Die weitergehende Revision ist zu verwerfen, soweit die Nachprüfung keinen Rechtsfehler zum Nachteil des Angeklagten ergab.
Vorinstanzen
Landgericht Koblenz, 22. Mai 1990
Rubrum
Abschrift
BUNDESGERICHTSHOF 2 StR 488/90 BESCHLUSS
in der Strafsache
gegen
██ aus ███, dort geboren am ████████, █████ 1963, zur Zeit in Strafhaft ██ anderer Sache,
wegen Raubes u. a.
Der 2. Strafsenat des Bundesgerichtshofs hat am 24. Oktober 1990 gemäß § 349 Abs. 2 bis 4 StPO
Tenor
Auf die Revision des Angeklagten wird das Urteil des Landgerichts Koblenz vom 22. Mai 1990 im Schuldspruch dahin geändert, dass die Worte „in Tateinheit mit versuchtem Betrug“ entfallen (vgl. BGH, Beschluss vom 7. Januar 1983 – 2 StR 720/82). In der Liste der angewendeten Vorschriften werden die §§ 22, 263 StGB gestrichen.
Die weitergehende Revision wird als unbegründet verworfen, da die Nachprüfung des Urteils auf Grund der Revisionsrechtfertigung insoweit keinen Rechtsfehler zum Nachteil des Angeklagten ergeben hat.
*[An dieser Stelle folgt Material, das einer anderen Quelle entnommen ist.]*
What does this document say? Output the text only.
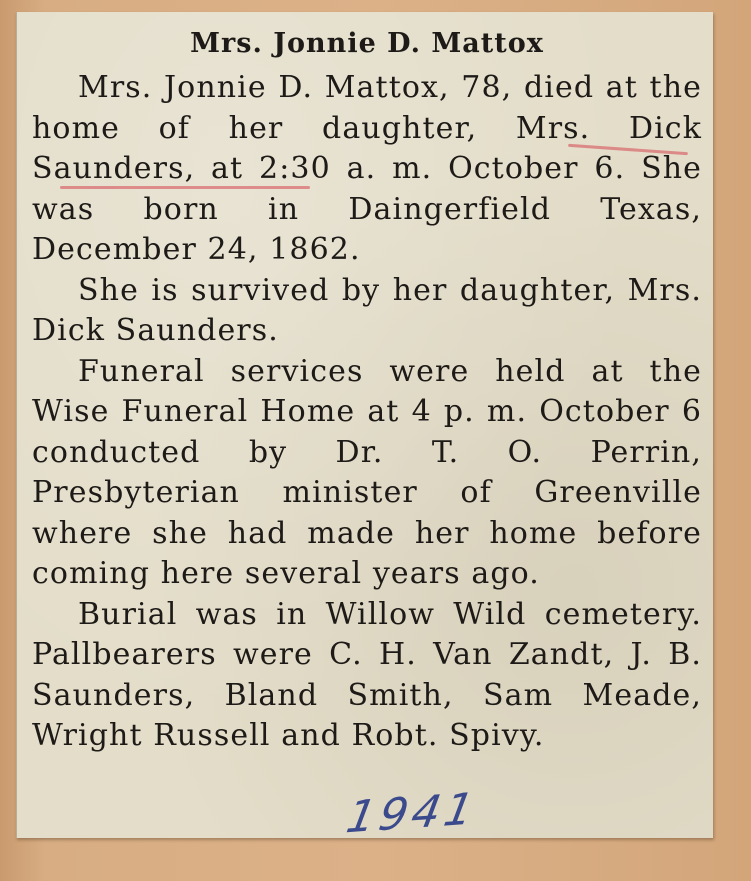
Mrs. Jonnie D. Mattox

Mrs. Jonnie D. Mattox, 78, died at the home of her daughter, Mrs. Dick Saunders, at 2:30 a. m. October 6. She was born in Daingerfield Texas, December 24, 1862.

She is survived by her daughter, Mrs. Dick Saunders.

Funeral services were held at the Wise Funeral Home at 4 p. m. October 6 conducted by Dr. T. O. Perrin, Presbyterian minister of Greenville where she had made her home before coming here several years ago.

Burial was in Willow Wild cemetery. Pallbearers were C. H. Van Zandt, J. B. Saunders, Bland Smith, Sam Meade, Wright Russell and Robt. Spivy.

1941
Der Strafausspruch wird von der Änderung des Schuldspruchs nicht beeinflusst, da auszuschließen ist, dass er niedriger ausgefallen wäre, wenn das Gericht das zu Unrecht angenommene Delikt eines tateinheitlich verübten Betrugsversuchs außer Betracht gelassen hätte.
Die Kosten des Rechtsmittels hat der Beschwerdeführer zu tragen.